Misturar suplemento com remédio exige atenção

Interações existem. O médico citou o caso do ômega 3 com anticoagulantes, situação que pede cuidado adicional. Em outros casos, suplementos podem reduzir efeito terapêutico ou atrapalhar metas do tratamento.

Por isso, quem faz uso contínuo de medicamentos deve informar médico e nutricionista sobre tudo o que consome, inclusive vitaminas, cápsulas e compostos “naturais”.

Alimentação continua sendo prioridade

Talvez a fala mais importante da entrevista do dr. Renato Lobo ao Consumo em Pauta tenha sido esta: suplemento complementa.
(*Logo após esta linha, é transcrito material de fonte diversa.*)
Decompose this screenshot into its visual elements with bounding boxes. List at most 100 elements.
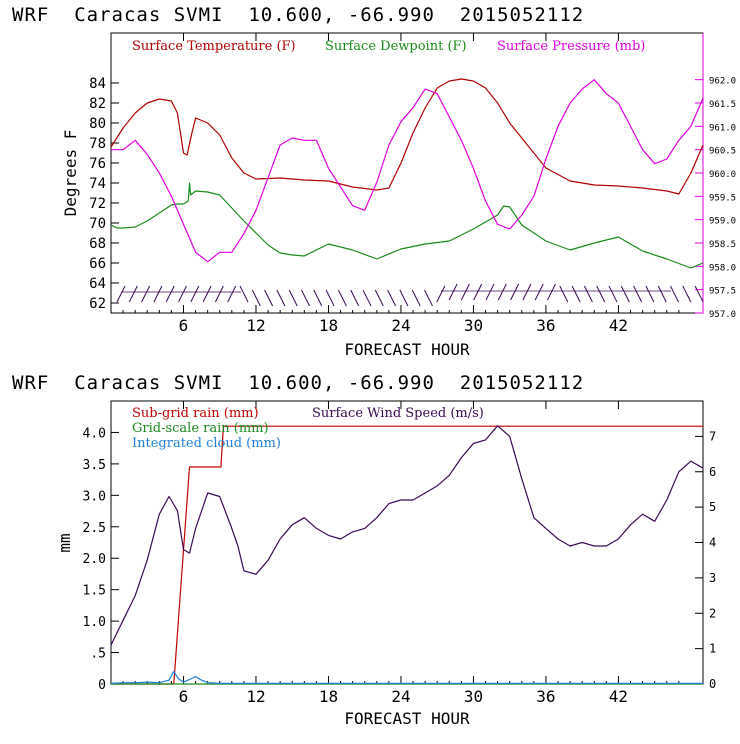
y-tick-label: 68 [89, 236, 106, 252]
wind-barb [436, 285, 446, 303]
x-tick-label: 6 [179, 687, 189, 706]
integrated-cloud-line [110, 670, 703, 685]
wind-barb [633, 285, 643, 303]
top-y-axis-label: Degrees F [61, 130, 80, 217]
x-tick-label: 24 [391, 687, 410, 706]
wind-barb [264, 289, 274, 307]
y-tick-label: 0 [98, 678, 106, 693]
y-tick-label: 82 [89, 96, 106, 112]
wind-speed-line [110, 425, 704, 646]
y-tick-label: 62 [89, 296, 106, 312]
legend-wind-speed: Surface Wind Speed (m/s) [312, 406, 484, 421]
wind-barb [251, 289, 261, 307]
bottom-y2-axis: 0 1 2 3 4 5 6 7 [695, 429, 716, 691]
wind-barb [214, 285, 224, 303]
wind-barb [510, 283, 520, 301]
wind-barb [583, 285, 593, 303]
wind-barb [682, 285, 692, 303]
wind-barb [645, 285, 655, 303]
top-x-axis: 6 12 18 24 30 36 42 [122, 33, 680, 335]
y-tick-label: 84 [89, 76, 106, 92]
top-x-axis-label: FORECAST HOUR [344, 340, 470, 359]
wind-barb [239, 285, 249, 303]
y-tick-label: 1.5 [83, 584, 106, 599]
y2-tick-label: 961.0 [709, 123, 736, 133]
wind-barb [522, 283, 532, 301]
top-plot-frame [110, 32, 704, 314]
y-tick-label: 74 [89, 176, 106, 192]
wind-barb [313, 289, 323, 307]
y-tick-label: 66 [89, 256, 106, 272]
wind-barb [276, 289, 286, 307]
wind-barb [399, 289, 409, 307]
y2-tick-label: 0 [709, 677, 716, 691]
wind-barb [534, 283, 544, 301]
y2-tick-label: 958.5 [709, 240, 736, 250]
wind-barb [165, 285, 175, 303]
y2-tick-label: 960.0 [709, 170, 736, 180]
wind-barb [178, 285, 187, 303]
y-tick-label: 72 [89, 196, 106, 212]
y2-tick-label: 6 [709, 465, 716, 479]
wind-barb [301, 289, 310, 307]
y2-tick-label: 7 [709, 429, 716, 443]
wind-barb [128, 285, 138, 303]
y2-tick-label: 957.5 [709, 287, 736, 297]
y2-tick-label: 958.0 [709, 263, 736, 273]
precip-wind-panel: WRF Caracas SVMI 10.600, -66.990 2015052… [12, 372, 716, 728]
legend-integrated-cloud: Integrated cloud (mm) [132, 436, 281, 451]
x-tick-label: 24 [391, 316, 410, 335]
wind-barb [608, 285, 618, 303]
wind-barb [460, 283, 470, 301]
y2-tick-label: 4 [709, 536, 716, 550]
wind-barb [288, 289, 298, 307]
wind-barb [190, 285, 200, 303]
y2-tick-label: 5 [709, 500, 716, 514]
x-tick-label: 18 [319, 687, 338, 706]
wind-barb [202, 285, 212, 303]
wind-barb [670, 285, 679, 303]
bottom-y-axis-label: mm [55, 533, 74, 552]
wind-barb [497, 283, 507, 301]
wind-barb [596, 285, 606, 303]
y2-tick-label: 959.0 [709, 217, 736, 227]
y-tick-label: 80 [89, 116, 106, 132]
wind-barb [350, 289, 360, 307]
y-tick-label: 78 [89, 136, 106, 152]
y-tick-label: 2.0 [83, 552, 106, 567]
top-chart-title: WRF Caracas SVMI 10.600, -66.990 2015052… [12, 4, 584, 26]
bottom-y-axis: 0 .5 1.0 1.5 2.0 2.5 3.0 3.5 4.0 [83, 426, 119, 693]
x-tick-label: 30 [464, 316, 483, 335]
wind-barb [473, 283, 483, 301]
x-tick-label: 42 [609, 687, 628, 706]
x-tick-label: 36 [536, 316, 555, 335]
wind-barb [141, 285, 151, 303]
y2-tick-label: 2 [709, 606, 716, 620]
wind-barb [337, 289, 347, 307]
legend-gridscale-rain: Grid-scale rain (mm) [132, 421, 269, 436]
wind-barb [620, 285, 630, 303]
y-tick-label: 3.0 [83, 489, 106, 504]
y-tick-label: .5 [90, 647, 106, 662]
wind-barb [571, 285, 581, 303]
legend-temperature: Surface Temperature (F) [132, 39, 296, 54]
bottom-series-lines [110, 425, 704, 685]
bottom-chart-title: WRF Caracas SVMI 10.600, -66.990 2015052… [12, 372, 584, 394]
y-tick-label: 76 [89, 156, 106, 172]
wind-barb [374, 289, 384, 307]
y-tick-label: 1.0 [83, 615, 106, 630]
y2-tick-label: 960.5 [709, 147, 736, 157]
x-tick-label: 42 [609, 316, 628, 335]
pressure-line [111, 79, 704, 263]
top-y-axis: 62 64 66 68 70 72 74 76 78 80 82 84 [89, 76, 119, 312]
wind-barb [153, 285, 163, 303]
y2-tick-label: 957.0 [709, 310, 736, 320]
y-tick-label: 64 [89, 276, 106, 292]
y2-tick-label: 962.0 [709, 77, 736, 87]
x-tick-label: 12 [246, 687, 265, 706]
wind-barb [657, 285, 667, 303]
y-tick-label: 4.0 [83, 426, 106, 441]
y2-tick-label: 3 [709, 571, 716, 585]
wind-barb [485, 283, 495, 301]
wind-barb [325, 289, 335, 307]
Ele não substitui hábitos essenciais.

Sono ruim, sedentarismo e alimentação desorganizada costumam causar mais impacto que a falta de qualquer cápsula.

Ele reforçou que, para quem tem orçamento limitado, a ordem costuma ser:

  1. dormir melhor
  2. praticar exercícios
  3. organizar alimentação
  4. só depois avaliar suplementos específicos

Essa lógica evita cair na armadilha de buscar atalhos caros.

Três perguntas antes de comprar qualquer suplemento

Antes de passar no caixa, faça estas perguntas:

  1. Qual objetivo real eu quero atingir?
  2. Esse produto realmente serve para isso?
  3. Existe algo mais importante para ajustar antes?

Se faltar resposta clara, talvez ainda não seja a hora da compra.

Orientação prática ao consumidor

Se quiser usar suplementos alimentares, trate a decisão como consumo consciente. Pesquise, leia rótulos, confira procedência e procure orientação qualificada sempre que possível. Em caso de dúvida ou reação adversa, suspenda o uso e procure atendimento médico. Informação confiável segue sendo o melhor suplemento para o bolso e para a saúde.